I tend to agree with David, I see the article as benign, it observes some inescapable facts, and as Koen observes, the material seems to be cut and paste.
Canada I think is an odd case, a hybrid country in many ways. Often very good people, generous and community minded, but also a history of the most cutting edge capitalism and technology aimed at resource extraction and profiteering.
In my observation you have to distinguish between the Canadian people and what corporations dwelling here do. More generally that applies all over the world. Canada happens to be situated where there are many resources corporations want to extract, and lots of energy is available to do so, farming being no small part of corporate profit making.
We have also entirely bought into the “American dream” of suburbia McMansions and personal motoring, which seemed like such a sensible choice in the days past of $20 a barrel oil that we supposed would never run out.
David makes a good point, that despite the widely spread centers of population, it seems to me that most of the personal activity is within those urban centers, the population power consumption is probably similar to many countries, but automobile use is excessive.

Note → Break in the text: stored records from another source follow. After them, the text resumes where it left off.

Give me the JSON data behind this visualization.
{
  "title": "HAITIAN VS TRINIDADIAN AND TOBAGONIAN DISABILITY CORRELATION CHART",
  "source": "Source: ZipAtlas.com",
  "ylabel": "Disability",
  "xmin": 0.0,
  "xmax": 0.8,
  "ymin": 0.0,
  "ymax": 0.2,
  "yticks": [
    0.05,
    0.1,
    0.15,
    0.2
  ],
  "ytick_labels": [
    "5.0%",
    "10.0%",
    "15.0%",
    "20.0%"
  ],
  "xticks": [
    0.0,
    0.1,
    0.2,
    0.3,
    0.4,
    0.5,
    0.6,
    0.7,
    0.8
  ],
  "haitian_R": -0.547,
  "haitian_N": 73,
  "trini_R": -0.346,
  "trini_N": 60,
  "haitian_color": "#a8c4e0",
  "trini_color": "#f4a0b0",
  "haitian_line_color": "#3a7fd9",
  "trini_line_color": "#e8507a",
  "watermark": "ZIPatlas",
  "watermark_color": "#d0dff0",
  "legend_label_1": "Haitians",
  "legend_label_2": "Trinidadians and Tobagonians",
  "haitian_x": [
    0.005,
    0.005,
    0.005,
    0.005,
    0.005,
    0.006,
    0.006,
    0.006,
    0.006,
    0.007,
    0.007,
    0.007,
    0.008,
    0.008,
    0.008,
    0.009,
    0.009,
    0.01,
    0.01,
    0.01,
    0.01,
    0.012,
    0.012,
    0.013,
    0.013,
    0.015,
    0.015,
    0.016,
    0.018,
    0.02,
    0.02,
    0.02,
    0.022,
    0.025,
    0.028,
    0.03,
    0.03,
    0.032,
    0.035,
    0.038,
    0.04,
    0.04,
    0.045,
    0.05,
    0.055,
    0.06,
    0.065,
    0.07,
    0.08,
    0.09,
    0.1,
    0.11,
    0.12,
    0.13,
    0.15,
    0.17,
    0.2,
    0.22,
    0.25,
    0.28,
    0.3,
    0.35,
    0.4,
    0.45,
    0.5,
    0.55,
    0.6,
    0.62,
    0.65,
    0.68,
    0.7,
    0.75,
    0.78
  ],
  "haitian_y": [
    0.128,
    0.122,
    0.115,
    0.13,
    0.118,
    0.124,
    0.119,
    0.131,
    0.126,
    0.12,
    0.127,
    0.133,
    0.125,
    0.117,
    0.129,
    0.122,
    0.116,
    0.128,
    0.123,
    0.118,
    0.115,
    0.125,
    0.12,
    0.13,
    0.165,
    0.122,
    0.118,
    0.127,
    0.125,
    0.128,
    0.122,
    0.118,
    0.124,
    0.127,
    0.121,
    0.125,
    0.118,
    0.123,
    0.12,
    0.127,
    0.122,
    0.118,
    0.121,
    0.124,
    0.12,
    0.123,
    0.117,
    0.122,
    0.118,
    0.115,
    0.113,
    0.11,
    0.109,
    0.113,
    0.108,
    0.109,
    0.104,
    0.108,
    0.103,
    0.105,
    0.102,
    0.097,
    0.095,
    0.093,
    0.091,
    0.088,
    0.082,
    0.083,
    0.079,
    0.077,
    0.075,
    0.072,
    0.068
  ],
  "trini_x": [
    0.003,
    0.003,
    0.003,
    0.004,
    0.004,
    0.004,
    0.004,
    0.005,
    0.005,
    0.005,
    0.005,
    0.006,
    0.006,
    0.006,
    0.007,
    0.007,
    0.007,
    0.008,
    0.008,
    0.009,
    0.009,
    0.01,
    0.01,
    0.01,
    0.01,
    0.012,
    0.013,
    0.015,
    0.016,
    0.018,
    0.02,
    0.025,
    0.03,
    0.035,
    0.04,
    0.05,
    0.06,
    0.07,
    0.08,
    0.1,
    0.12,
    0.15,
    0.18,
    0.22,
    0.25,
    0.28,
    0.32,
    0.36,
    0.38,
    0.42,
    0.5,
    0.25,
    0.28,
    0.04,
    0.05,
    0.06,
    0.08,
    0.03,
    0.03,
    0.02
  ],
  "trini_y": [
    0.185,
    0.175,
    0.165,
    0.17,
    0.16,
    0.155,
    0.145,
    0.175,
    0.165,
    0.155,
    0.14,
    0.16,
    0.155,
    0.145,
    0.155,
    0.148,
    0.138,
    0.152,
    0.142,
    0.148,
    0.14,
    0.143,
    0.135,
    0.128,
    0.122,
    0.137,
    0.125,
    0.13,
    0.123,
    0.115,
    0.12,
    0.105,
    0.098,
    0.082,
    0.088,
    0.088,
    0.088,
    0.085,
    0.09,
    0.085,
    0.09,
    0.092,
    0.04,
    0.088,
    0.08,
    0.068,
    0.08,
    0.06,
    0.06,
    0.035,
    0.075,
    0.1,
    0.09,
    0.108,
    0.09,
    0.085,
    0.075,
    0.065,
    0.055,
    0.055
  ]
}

I subscribe to the notion of peak oil, so it’s not hard for me to question the future of suburbia and personal motoring. But regardless, rail has always been a far superior transport system, public trolley cars beat the pants off of buses, and nowadays could be driven automatically, commuter trains beat the heck out of highways full of personal vehicles, train cars are literally 100 times more efficient than semi transport. So just on the basis of efficiency I believe our north American culture could do with a rewrite.
I don’t see flying for casual amusement as an individual right. The environmental and resource cost is just too high. Consider that half of the world’s population couldn’t afford the price of the airport tax to save a child’s life. Only so much to go around, and better goals to fulfill first. IMHO.